Goiânia – Outro dia um desavisado deixou um comentário na página de um de seus mil amigos no Facebook: “parabéns, muitas felicidades!” Até aí tudo bem, cumprimentar pelas redes sociais não custa nada. Custa menos que uma ligação a cinco centavos o minuto. Mas a ele outros desavisados seguiram: “muitos anos de vida”. Até então tudo não passava de uma ironia mórbida, um fora sem maiores consequências, pois o tal amigo há alguns meses já não existia como carne. Mas quando alguém postou no seu mural: “e aí, quais as novidades?” – estremeci.
E estremeci, não por pena dos desconhecidos desinformados sobre o inopinado da morte, não por lamentar a sorte daquele conhecido que passara para outra melhor e que já não poderia cutucar, ser cutucado, curtir, ser curtido, compartilhar ou ser compartilhado – a avalanche de informações da web nos deixa educadamente insensíveis – mas porque essa pergunta me provoca uma comichão nos nervos. Estremeço cada vez que uma pessoa que não vejo há anos ou há apenas alguns dias me pergunta: quais são as novidades?
Sinto certo constrangimento. Parece que minha vida anda por demais devagar. Habito ainda o mesmo endereço; trabalho no mesmo emprego; não troquei de carro, marido ou namorado; não ando às voltas com nenhum novo e mirabolante projeto. Sim, envergonho-me da repetição que parece tediosa. E olha que minha vida e meu humor não são assim o que se possa chamar exatamente de estável.
Vivemos o tempo em que as novidades são um imperativo.
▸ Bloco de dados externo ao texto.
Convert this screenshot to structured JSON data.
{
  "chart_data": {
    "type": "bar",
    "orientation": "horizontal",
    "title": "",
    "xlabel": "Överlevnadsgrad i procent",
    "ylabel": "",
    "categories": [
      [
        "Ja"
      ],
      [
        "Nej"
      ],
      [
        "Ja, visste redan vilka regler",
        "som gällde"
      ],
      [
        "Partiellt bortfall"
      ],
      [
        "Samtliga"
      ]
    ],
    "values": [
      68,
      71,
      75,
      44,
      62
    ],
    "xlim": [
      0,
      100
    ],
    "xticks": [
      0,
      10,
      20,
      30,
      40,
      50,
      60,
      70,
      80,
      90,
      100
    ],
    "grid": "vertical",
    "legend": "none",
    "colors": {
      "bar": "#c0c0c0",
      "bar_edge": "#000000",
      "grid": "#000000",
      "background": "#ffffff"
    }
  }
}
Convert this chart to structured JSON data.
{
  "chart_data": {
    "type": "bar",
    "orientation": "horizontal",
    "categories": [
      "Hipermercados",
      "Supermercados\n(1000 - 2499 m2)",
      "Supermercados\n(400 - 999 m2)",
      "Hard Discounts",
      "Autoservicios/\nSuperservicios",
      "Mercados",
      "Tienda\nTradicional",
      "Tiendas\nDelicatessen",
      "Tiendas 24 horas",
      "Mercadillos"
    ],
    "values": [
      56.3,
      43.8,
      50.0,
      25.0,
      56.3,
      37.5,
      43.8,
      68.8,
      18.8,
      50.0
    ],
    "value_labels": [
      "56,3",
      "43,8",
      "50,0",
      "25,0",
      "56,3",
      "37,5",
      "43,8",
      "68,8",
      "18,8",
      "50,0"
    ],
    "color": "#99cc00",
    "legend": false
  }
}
Precisamos atualizar as páginas das redes sociais, publicar fotos no instagram, registrar tudo o que de novo nos sobrevém. Os produtos nas prateleiras dos supermercados, os cartazes nas vitrines das lojas de roupa, os comercias de TV sempre exibem nos rótulos um grito de “novo”! Somos convocados a comprar o novo sabão em pó que lava mais branco, a ter a nova versão do celular, a trocar o modelo das calças pelo da nova estação. E sem ver vamos substituindo o que nem ficou velho pelo que nem é novo de verdade, como eternas crianças ávidas por mais um brinquedo de que minutos depois já enjoaram.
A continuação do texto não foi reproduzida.